A ofensa dorida, o erro cometido, sem
nenhum constrangimento, sem nenhuma análise, são, incontinenti, imputados ao
outro. Eu “compreendo”, irônica e despudoramente, minha ‘inocência’, minha
‘lisura’, minha ‘sóbria’ performance e vomito o peso da culpabilidade no outro,
mesmo quando não há respaldo algum na acusação. Esta autocompreensão se dá,
exatamente, na contramão da autocompreensão. É o seu inverso, é a sua negação
ser-no-mundo. É o real desmistificando o imaginário. É a atitude
desqualificando a palavra.
Mentiras e insinuações expondo suas
entranhas.
A palavra que sai, o chiste que voa, não
encontram oportunidade para explicação nem espaço para uma justificativa. O
veredito é o olhar iminente, pronto, do interesse subjetivo, que decodifica,
conforme sua práxis de vida. Calúnia amalgama-se com desprezo e entorna
qualquer relacionamento.
Na verdade, trata-se de imune
autocondescendência, de uma miragem voltada tão somente para o próprio umbigo.
Nossos erros sequestram nossos pensamentos,
com tamanha malícia, que produzem emoções ferinas e atitudes indecentes. A
dança é nossa, jogamos o outro para fora, ele deve sair.

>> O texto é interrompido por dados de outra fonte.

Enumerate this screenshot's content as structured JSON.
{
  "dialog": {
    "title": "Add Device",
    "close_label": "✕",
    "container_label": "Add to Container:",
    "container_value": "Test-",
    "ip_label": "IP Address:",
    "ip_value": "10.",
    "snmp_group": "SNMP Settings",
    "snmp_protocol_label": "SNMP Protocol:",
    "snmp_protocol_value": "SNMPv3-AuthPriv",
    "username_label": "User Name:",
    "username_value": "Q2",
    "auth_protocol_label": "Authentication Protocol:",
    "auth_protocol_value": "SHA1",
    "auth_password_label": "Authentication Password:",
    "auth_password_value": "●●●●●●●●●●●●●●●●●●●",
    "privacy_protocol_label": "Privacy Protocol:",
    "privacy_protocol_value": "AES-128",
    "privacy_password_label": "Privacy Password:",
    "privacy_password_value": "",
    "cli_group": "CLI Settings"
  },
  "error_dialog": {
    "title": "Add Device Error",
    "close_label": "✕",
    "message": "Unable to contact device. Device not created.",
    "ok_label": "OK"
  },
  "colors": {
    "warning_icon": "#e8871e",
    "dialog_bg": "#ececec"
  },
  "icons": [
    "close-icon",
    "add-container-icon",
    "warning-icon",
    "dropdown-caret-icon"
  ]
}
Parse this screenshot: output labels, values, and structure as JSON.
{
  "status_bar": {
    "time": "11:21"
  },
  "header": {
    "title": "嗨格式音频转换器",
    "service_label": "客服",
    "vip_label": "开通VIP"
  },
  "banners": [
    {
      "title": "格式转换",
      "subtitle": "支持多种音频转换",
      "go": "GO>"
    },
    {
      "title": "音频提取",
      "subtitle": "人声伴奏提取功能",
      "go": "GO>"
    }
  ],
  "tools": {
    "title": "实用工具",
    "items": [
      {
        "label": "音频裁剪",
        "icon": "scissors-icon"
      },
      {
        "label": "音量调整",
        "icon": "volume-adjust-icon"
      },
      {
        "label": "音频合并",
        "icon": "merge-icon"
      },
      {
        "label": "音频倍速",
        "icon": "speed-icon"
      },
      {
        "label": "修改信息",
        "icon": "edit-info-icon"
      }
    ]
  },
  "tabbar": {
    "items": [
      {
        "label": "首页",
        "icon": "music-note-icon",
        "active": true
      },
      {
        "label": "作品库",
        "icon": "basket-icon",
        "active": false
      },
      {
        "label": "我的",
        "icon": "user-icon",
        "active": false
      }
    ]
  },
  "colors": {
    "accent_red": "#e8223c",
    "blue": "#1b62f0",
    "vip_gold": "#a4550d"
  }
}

Os erros, que cometemos, saltam de nós para
ferir o outro. É o contraditório do Homo sapiens, que, ao achar, estupidamente,
que se compreende, justifica-se e inocenta a si mesmo, sem critérios de
análise, transferindo toda malevolência a alguém que execra e avilta, sem lhe
dar chance do direito do diálogo.
Máscaras, todavia, não são para sempre.
De tantas, o peso fá-las tropeçar algum
dia, de maneira surpreendente e inesperada. E, quando tropeçam, o sol as
ilumina e transparece a verdadeira criatura, na sua selvageria ou na sua
mansidão.
Ser contraditório é da criatura humana (?!)
Tenhamos um bom sábado, com as bênçãos de
Deus!!!
(*) Pediatra e professor da Uece aposentado. Enviado por WhatsApp em 7/02/26.